The goal of microservices is to produce independent systems that have loose coupling. This allows for the ability to manage and release upgrades without impacting other applications. However, many first implementations of microservices make the developers believe that the only way to communicate with another API is through a client. Thinking that obviously this is part of the whole process, they design many APIs that rely on other APIs and the chain goes on and on, and in some cases back to the original API for more data. As you can imagine this becomes a tangled mess.
Imagine if one API in that chain is slow, or goes down, or sees a spike in traffic that the whole system could come to a halt. Imagine that a single call has two or more calls to make how long would it take for a response? Or even worse, imagine causing a deadlock of a system due to a circular dependency?
Outside of the tangled mess, client management would become a nightmare with changes that could affect other APIs or tons of versions to support old APIs. So in the end…why did we ever break up our monolithic application? Why even bother?
Oh yeah…that loose coupling thing that will give us independence…but how?
Event Driven Design
So the goal is to limit calls made to other APIs, yet still be able to utilize necessary data from them. The most obvious answer is to just have a copy of other APIs relevant data. This can be done through events or messages. An event occurs and a subscriber to an event takes the relevant data it needs and stores it in a format it likes. There are many different implementations of this, from pushing a message to a queue, a pub/sub system through Redis, Kafka, or other technologies, or even within an actor model like in Erlang or Akka. All of these technologies provide a model where multiple APIs, workers, or methods are all listening for a new event to occur, and when it does they take what they need so they can use it later or act on it now.
This gives us the independence we want from our systems. An API could go down or upgrade or see a spike in traffic and it should not have a major effect on other APIs. This also prevents chaining of API calls and reducing latency because the time that it takes to get the data is as fast as the database connection. The data in the database also becomes more relevant to the service since it can choose which fields to store.

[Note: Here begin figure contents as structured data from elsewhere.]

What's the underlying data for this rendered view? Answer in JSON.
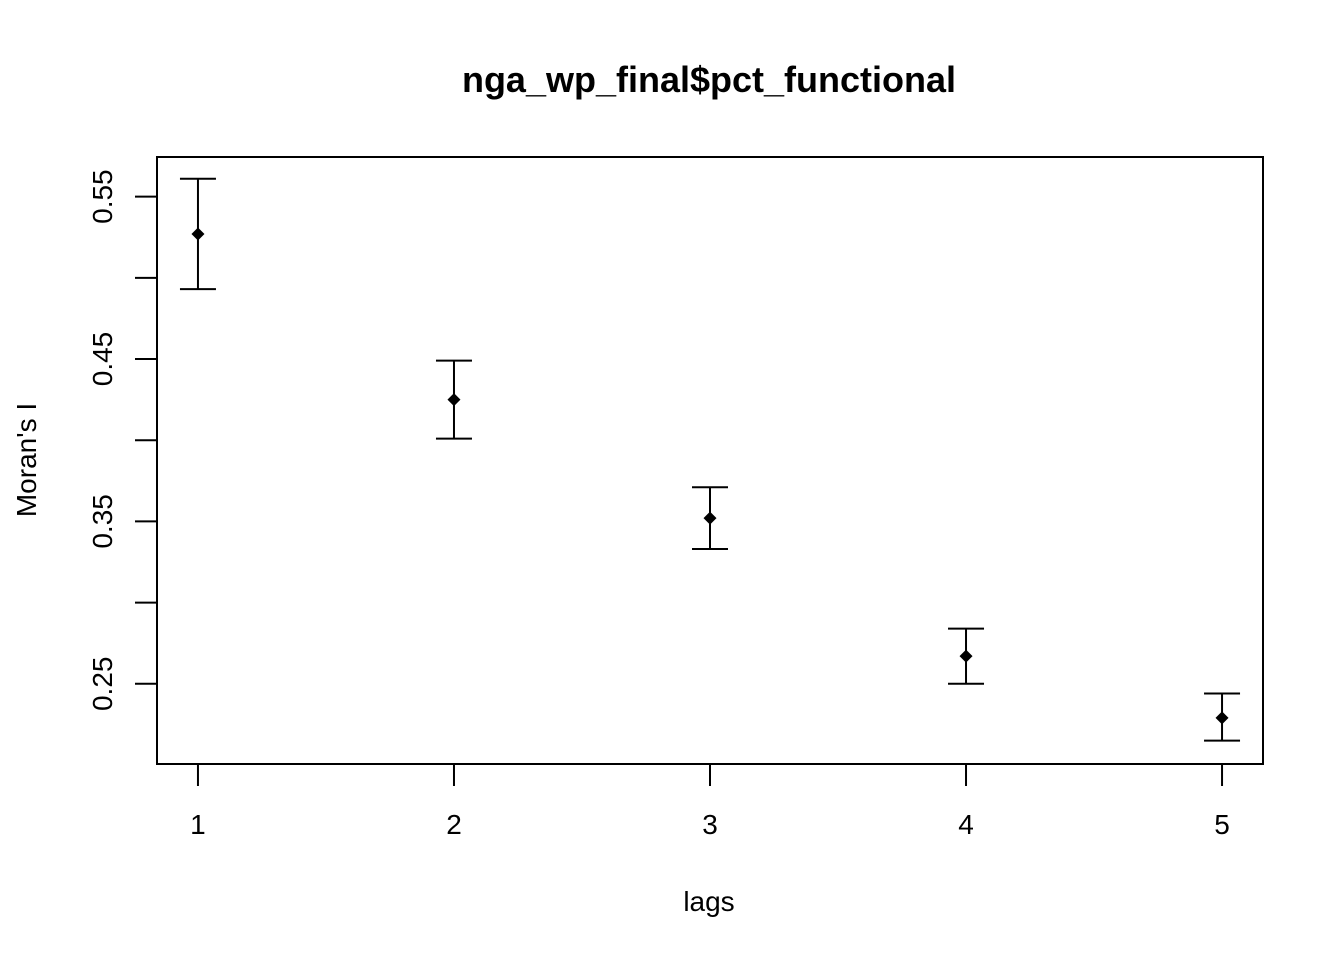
{
  "chart_data": {
    "type": "scatter",
    "title": "nga_wp_final$pct_functional",
    "xlabel": "lags",
    "ylabel": "Moran's  I",
    "x": [
      1,
      2,
      3,
      4,
      5
    ],
    "x_tick_labels": [
      "1",
      "2",
      "3",
      "4",
      "5"
    ],
    "y_tick_labels": [
      "0.25",
      "0.35",
      "0.45",
      "0.55"
    ],
    "y_ticks": [
      0.25,
      0.3,
      0.35,
      0.4,
      0.45,
      0.5,
      0.55
    ],
    "xlim": [
      0.84,
      5.16
    ],
    "ylim": [
      0.2006,
      0.5744
    ],
    "series": [
      {
        "values": [
          0.527,
          0.425,
          0.352,
          0.267,
          0.229
        ],
        "error_low": [
          0.493,
          0.401,
          0.333,
          0.25,
          0.215
        ],
        "error_high": [
          0.561,
          0.449,
          0.371,
          0.284,
          0.244
        ]
      }
    ],
    "grid": false,
    "legend": "none",
    "color": "#000000"
  }
}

With this level of loose coupling, impacts on other systems can be minimized, the system as a whole can become more robust, and in the end we remove all of the tangled wires that would be created.
Designs are not without trade-offs.
By adding new database or tables per API we are adding complexity to both the API and the underlying system, which can make testing and deployments a bit more complicated. In general when we see complication like this arise we get concerned that things might break. However, one could argue that microservices themselves add this complexity and that adding a database or table is nothing compared to the complexity of writing and maintenance of client libraries.

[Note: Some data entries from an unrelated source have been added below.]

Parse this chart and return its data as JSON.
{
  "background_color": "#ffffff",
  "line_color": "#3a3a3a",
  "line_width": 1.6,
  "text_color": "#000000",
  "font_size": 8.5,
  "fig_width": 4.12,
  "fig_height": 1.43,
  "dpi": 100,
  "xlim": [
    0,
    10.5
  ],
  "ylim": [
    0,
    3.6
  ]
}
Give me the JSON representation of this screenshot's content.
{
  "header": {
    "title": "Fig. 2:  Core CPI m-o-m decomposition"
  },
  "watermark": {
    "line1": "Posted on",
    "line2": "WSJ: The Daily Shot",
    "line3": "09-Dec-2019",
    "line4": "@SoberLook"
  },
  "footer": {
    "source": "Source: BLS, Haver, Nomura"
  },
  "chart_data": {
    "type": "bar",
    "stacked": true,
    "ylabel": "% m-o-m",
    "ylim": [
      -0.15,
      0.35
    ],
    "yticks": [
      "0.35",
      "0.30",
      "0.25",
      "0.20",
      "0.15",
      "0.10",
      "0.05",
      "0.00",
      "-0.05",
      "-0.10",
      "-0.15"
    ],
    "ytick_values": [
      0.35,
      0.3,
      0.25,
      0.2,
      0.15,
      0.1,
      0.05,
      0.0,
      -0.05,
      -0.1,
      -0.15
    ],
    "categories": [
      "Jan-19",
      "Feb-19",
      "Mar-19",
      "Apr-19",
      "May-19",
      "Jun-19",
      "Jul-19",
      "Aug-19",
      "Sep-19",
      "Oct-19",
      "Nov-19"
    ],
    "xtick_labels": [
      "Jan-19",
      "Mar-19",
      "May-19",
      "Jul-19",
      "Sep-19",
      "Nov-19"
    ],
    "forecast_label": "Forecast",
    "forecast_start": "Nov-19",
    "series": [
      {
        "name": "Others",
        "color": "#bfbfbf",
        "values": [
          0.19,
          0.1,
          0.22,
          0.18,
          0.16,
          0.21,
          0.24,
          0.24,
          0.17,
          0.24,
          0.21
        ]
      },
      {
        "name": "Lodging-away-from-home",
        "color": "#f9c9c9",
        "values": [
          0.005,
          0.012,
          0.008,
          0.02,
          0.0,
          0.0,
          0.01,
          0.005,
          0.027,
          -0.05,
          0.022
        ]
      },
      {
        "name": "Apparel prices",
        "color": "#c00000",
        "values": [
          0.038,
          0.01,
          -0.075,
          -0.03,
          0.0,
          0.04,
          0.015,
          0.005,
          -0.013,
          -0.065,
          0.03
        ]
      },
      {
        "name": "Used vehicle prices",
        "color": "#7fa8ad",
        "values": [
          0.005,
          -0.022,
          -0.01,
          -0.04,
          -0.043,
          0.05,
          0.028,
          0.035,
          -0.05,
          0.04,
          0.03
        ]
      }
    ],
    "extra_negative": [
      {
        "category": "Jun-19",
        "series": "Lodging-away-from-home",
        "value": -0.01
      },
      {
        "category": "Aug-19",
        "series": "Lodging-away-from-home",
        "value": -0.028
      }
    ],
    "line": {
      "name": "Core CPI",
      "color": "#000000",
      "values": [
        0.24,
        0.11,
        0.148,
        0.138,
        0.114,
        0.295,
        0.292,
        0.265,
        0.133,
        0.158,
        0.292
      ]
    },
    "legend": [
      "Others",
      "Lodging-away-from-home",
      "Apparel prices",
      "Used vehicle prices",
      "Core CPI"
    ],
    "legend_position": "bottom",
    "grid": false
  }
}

If we look at what makes a successful microservice architecture we will see that it all comes down to how well you test your service in isolation and then see how it works as part of the overall system. Overall systems should then be tested but a structure should be put in place to allow for quick deployments and rollbacks.
So in the end, yes things are going to be more complex, but we knew that was going to happen when we switched to microservices. Didn’t we?
An obvious red flag is that we will now be replicating data across multiple systems and that data could get out of sync with one another. The solution to this is more of a policy issue. One API should be the “system of record” for its domain. Domain objects like User, Email, Account, etc., need to house and maintain data relating to that specific area. On a create, update, or delete it is the responsibility of that API to push an event notifying its subscribers that something has changed. It is then essential that the underlying messaging system allow for some sort of message guarantee, whether it’s a queue or a history, so that if a consumer is down and comes back online it can receive the data necessary.
That is to say that when an API receives an event it has the right to change that data in any way that it wishes as long as it is consistent. The tradeoff you receive here is one of speed, control, and resilience by not depending on a single API for necessary data to your process.
But What Circuit Breakers
Microservices often implement a circuit breaker system to allow for fail-over systems for clients, databases, etc. So how is that not a solution for the problem described at the beginning?
Let’s continue with the circuit breaker analogy:
The circuit breaker in your house flips if a set of outlets get overloaded to prevent your house from catching fire. Or they will flip if there is a surge of power coming into your house. In either case it protects the flow in either direction. However, the problem we face is if you plug a surge protector into one outlet, then another surge protector into the previous surge protector, and so on and so on…eventually you have tons of wires and interconnected systems—the problem is not with the circuit breaker on the outlet but what’s all connected to the outlet.
Is this a silver bullet to solving all microservice problems? No. But if we start untangling the wires and start thinking in a new way we may be able to create a more stable and robust architecture for our products.